Nevertheless, the second half of 2022 paints an entirely different picture, with fiscal austerity measures being in place on top of the energy and cost of living crises. High energy costs fed through the entire economy paralysing activity in a range of sub-sectors, which took a toll on third- and fourth-quarter GDP. As both households and corporates were forced to cope with crippling energy prices, domestic economic activity markedly slowed down, hence the negative quarterly readings in the second half of 2022 and a slowdown close to stagnation in the yearly-based growth data.

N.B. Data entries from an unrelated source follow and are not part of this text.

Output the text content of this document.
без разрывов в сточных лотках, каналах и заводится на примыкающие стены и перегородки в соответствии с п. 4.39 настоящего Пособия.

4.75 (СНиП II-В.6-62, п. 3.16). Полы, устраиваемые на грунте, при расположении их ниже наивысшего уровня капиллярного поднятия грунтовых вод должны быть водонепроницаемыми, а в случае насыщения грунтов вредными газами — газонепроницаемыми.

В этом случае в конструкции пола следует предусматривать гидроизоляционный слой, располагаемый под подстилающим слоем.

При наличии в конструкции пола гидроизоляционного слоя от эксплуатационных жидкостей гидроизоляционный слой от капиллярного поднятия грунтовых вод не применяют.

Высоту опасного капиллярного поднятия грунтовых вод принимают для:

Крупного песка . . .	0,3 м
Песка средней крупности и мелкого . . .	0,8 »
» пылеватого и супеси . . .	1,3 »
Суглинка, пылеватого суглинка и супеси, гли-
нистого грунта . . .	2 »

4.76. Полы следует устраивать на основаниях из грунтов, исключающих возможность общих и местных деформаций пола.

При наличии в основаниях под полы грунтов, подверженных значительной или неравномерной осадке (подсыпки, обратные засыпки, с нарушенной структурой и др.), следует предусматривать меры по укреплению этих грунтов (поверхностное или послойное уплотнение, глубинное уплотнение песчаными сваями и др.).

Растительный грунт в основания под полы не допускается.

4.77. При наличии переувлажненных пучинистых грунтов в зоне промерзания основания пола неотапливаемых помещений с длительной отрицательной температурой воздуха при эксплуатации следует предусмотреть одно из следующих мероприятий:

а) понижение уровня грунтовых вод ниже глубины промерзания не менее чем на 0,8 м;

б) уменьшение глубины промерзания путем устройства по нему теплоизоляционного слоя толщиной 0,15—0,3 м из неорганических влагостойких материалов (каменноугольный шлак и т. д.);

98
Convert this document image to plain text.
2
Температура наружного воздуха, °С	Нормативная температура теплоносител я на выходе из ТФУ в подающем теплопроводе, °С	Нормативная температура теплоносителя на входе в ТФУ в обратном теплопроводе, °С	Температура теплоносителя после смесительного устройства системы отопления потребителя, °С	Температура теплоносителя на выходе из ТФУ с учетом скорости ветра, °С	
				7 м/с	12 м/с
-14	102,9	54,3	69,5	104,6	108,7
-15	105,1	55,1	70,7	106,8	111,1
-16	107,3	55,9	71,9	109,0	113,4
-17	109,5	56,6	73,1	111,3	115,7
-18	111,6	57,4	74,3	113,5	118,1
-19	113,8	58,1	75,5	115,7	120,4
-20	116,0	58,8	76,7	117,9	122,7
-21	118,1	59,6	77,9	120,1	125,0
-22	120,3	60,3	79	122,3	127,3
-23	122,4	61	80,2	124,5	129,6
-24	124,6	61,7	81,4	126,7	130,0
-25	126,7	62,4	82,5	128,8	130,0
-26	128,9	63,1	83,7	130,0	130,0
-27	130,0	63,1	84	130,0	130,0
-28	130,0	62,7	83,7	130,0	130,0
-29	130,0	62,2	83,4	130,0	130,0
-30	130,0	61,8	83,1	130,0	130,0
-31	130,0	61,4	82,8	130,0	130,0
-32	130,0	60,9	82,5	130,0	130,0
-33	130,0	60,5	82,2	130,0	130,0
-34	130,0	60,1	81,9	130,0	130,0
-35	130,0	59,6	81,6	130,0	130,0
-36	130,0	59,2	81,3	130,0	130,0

Outlook for 2023 remains unchanged
As we have no high-frequency data releases yet for early 2023, we maintain our 0.7% GDP forecast for 2023 unchanged. But to achieve that, the Hungarian economy must produce significant growth within the year. As the economy ended last year on the wrong foot, the tides have changed compared to early 2022. According to our estimates, this year the economy must deal with a -0.5% carry-over effect. Nevertheless, the 0.7% full-year growth can be achieved. Currently, we see a realistic chance that GDP will shrink on a quarterly basis in the first quarter of 2023 on domestic demand, after which the economic recovery and catch-up to the pre-crisis GDP level can begin. This catch-up may take four to six quarters, as we only expect a shallow and short-lived recession. Favourable external developments, such as the Chinese reopening, the better-than-expected resiliency of the US and eurozone economies and alleviating energy price pressures have greatly improved the Hungarian economic outlook for 2023. As such, we see upside risks to our 2023 GDP growth forecast.